Not the way I had pinned my hair with shaking fingers because I already knew the night would cost me something.

Image

Not the fact that I had spent the afternoon taking one last call with Maxwell Reed while standing barefoot in the kitchen of our Miami penthouse, reviewing the order of a corporate announcement Ethan still thought had nothing to do with me.

The dress.

White silk.

Simple.

Quiet.

The bathroom lights were bright and unforgiving, and the air smelled like citrus soap, hairspray, and the coffee Ethan had made and forgotten on the counter.

I smoothed the fabric over my ribs and watched him in the mirror as he adjusted his cufflinks.

He looked handsome in the way men can look handsome when they have practiced being admired.

Charcoal tux.

Polished shoes.

Smile rehearsed.

“Are you seriously wearing that?” he asked.

I kept my hand on the dress.

“What’s wrong with it?”

“It looks cheap,” he said, without even giving me the dignity of a proper glance. “This isn’t some family dinner, Claire. Zenith Holdings’ annual gala is packed with investors, executives, people who actually matter.”

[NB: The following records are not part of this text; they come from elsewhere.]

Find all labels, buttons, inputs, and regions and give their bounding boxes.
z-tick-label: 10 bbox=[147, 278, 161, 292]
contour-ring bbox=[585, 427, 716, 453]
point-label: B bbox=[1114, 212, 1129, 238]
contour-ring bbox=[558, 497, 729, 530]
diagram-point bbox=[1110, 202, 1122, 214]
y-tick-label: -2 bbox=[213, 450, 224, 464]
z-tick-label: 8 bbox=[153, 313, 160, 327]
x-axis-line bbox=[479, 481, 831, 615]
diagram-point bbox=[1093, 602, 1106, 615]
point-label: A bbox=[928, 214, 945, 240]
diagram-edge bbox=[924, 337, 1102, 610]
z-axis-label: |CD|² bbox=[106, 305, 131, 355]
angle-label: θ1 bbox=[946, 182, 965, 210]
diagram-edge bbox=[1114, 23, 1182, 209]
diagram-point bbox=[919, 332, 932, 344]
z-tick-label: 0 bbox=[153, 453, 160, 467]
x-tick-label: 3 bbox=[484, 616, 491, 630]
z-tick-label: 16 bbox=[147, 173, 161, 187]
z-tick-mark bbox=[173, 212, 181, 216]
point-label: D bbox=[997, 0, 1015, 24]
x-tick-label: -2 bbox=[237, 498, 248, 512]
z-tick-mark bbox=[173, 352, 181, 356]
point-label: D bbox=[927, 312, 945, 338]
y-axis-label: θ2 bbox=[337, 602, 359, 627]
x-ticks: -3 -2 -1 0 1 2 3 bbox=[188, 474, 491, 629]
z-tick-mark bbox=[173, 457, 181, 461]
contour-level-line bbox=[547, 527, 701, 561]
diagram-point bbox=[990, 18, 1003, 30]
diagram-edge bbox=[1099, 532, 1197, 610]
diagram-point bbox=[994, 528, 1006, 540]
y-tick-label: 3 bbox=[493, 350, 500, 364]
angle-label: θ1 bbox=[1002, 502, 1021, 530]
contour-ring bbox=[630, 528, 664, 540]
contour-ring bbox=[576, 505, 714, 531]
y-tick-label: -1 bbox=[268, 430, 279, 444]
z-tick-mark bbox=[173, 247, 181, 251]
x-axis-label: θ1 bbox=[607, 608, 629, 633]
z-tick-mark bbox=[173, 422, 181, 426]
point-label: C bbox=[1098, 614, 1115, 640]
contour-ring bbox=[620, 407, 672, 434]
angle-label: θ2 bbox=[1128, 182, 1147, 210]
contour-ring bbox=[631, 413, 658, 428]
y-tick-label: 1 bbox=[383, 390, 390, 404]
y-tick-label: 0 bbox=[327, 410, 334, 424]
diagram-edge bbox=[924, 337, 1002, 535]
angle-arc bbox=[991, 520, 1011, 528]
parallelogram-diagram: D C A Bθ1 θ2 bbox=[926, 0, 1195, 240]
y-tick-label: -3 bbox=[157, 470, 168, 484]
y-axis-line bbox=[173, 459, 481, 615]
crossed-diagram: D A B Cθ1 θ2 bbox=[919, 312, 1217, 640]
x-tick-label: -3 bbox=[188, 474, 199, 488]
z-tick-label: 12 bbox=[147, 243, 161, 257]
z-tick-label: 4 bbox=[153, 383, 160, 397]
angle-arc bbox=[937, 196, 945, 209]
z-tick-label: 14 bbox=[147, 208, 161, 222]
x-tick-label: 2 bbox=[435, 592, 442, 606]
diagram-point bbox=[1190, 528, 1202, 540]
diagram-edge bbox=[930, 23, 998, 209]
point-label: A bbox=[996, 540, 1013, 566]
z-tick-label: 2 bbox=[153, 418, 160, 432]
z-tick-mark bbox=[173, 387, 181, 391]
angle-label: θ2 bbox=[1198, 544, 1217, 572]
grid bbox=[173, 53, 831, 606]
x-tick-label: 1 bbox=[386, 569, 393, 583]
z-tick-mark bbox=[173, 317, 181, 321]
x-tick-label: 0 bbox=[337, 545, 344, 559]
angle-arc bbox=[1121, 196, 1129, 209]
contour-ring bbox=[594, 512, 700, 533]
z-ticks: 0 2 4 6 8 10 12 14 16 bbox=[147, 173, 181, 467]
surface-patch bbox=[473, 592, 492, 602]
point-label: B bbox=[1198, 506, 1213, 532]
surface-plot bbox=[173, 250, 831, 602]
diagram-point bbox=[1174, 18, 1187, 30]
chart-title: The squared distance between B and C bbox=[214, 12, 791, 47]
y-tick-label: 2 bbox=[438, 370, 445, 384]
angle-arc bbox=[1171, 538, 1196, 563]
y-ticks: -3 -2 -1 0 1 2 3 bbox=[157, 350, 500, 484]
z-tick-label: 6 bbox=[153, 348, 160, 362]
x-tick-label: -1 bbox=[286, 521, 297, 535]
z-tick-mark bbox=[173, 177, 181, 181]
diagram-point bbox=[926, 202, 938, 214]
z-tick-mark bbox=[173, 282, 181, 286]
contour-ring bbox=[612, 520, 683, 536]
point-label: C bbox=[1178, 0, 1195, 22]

People who actually matter.

The words landed softly because they were not new.

Ethan had been saying some version of them for seven years.

Sometimes he said them with jokes.

Sometimes with silence.

Sometimes with the way he moved two steps ahead of me at restaurants, as if the hostess might seat him better if she saw him first.

I had learned how to stand beside him and not flinch.

I had learned how to let a room believe I was smaller than I was.

I had learned how much a man can take from a woman simply by calling it ambition.

Our marriage had not started that way.

At least, I told myself it had not.

When we married, Ethan was still a sharp, hungry sales manager with a dent in his old sedan and a stack of unpaid student loans on the kitchen counter.

He used to sit at our tiny dining table after work, tie loosened, sleeves rolled up, telling me that one day he would make enough money that nobody could make us feel small again.

I believed him.

More than that, I helped him.

I packed lunches when he worked late.

I proofread proposals he pretended he had finished alone.